Nach dem bitteren Weekend vor einer Woche mit Niederlagen gegen Näfels II und Andwil-Arnegg, welche einen Aufstieg in die Nationalliga B unmöglich machten, ging es zum Abschluss für die Wiler noch um Platz 3. Mit einem Sieg gegen Einsiedeln hätte man eben diese noch überholen können. Gegen Einsiedeln standen die Wiler nur mit sechs Spieler in der Halle. Das ist die Mindestanzahl Spieler. Wären sie einen weniger gewesen oder hätte sich jemand verletzt, hätte man forfait geben müssen. Damit man überhaupt antreten konnte, wurde die erste Herrenmannschaft mit einem Spieler aus der zweiten Equipe verstärkt. Der erste Satz verlor man deutlich mit 12:25. Einsiedeln war spielbestimmend und die Wiler bekundeten Mühe mit dem schnellen Kombinationsspiel der Schwyzer.

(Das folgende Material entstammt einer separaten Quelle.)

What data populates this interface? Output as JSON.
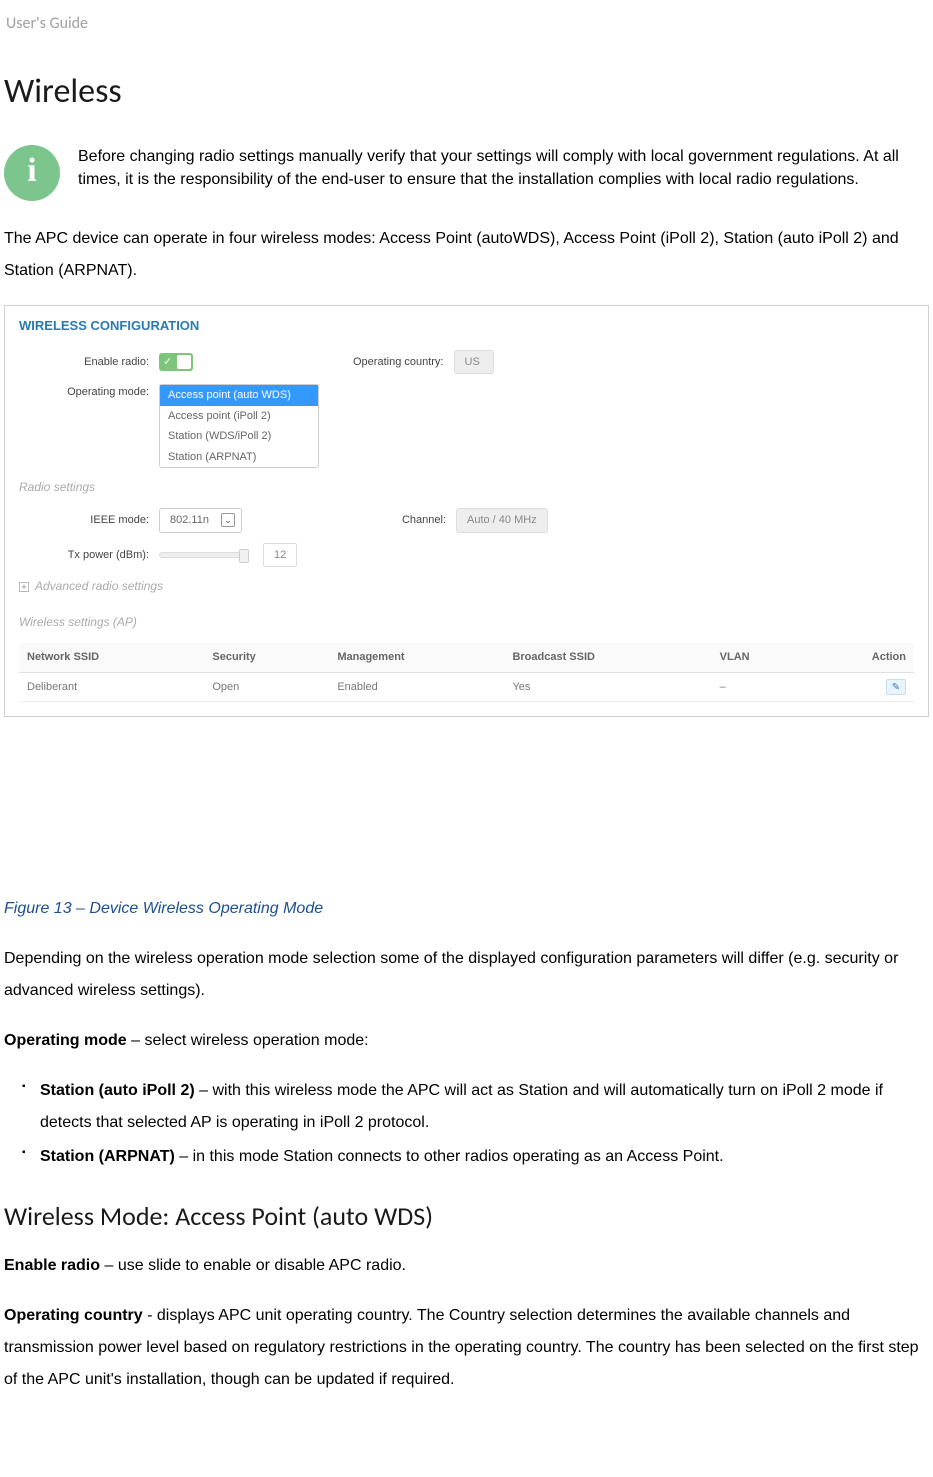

Im zweiten Durchgang startete Wil um einiges besser. Man konnte mit Einsiedeln mithalten und führte mit 23:17. Der Satzgewinn war in greifbarer Nähe. Und tatsächlich: Obwohl Einsiedeln stärker wurde, gaben die Wiler den Satz nicht mehr aus den Händen und gewannen 25:23. Die nächsten beiden Umgänge gingen dann wieder mehr als deutlich an die Gastmannschaft aus Einsiedeln. Mit 25:9 und 25:13 gewann diese die letzten Sätze und verteidigte mit diesem Sieg im letzten Saisonspiel der 1. Liga-Volleyball den dritten Rang. Die Wiler konnten die starke Hinrunde nicht bestätigen und verloren ihre letzten drei Spiele. Anstatt auf dem Barrage-Platz zu landen, beendet man die Saison als Vierter.

Mit wenig viel erreicht

Trotzdem war es alles in allem eine positive Spielzeit der Äbtestädter. Nach der Saison 17/18 ist es die beste Saison, welche der STV Wil in der 1. Liga gespielt hat. Damals erreichte man ebenfalls den 4. Platz. Damit erfüllten die Äbtestädter die Ziele, welche man sich vor der Saison gesetzt hatte. Ein Selbstläufer war das aber ganz und gar nicht. Denn die Wiler waren mit neun Spielern in die Saison gestartet. Nach dem Austritt eines Akteurs und der Trennung von Trainer Draho Greso Mitte der Saison musste man das Jahr mit acht Spieler und ohne Trainer zu Ende spielen. Für eine 1. Liga-Mannschaft eigentlich kaum vorstellbar. Und trotzdem konnte man sich in den Top 4 der Liga etablieren und lange um den Aufstieg mitspielen. Das zeigt die eigentliche Qualität, welche diese Wiler Mannschaft hat. Die Frage bleibt: Was hätte erreicht werden können, wenn man seit Beginn der Saison mit einer kompletten Mannschaft inklusive Trainer gespielt hätte? Eine Antwort darauf wird es nicht geben. (lto)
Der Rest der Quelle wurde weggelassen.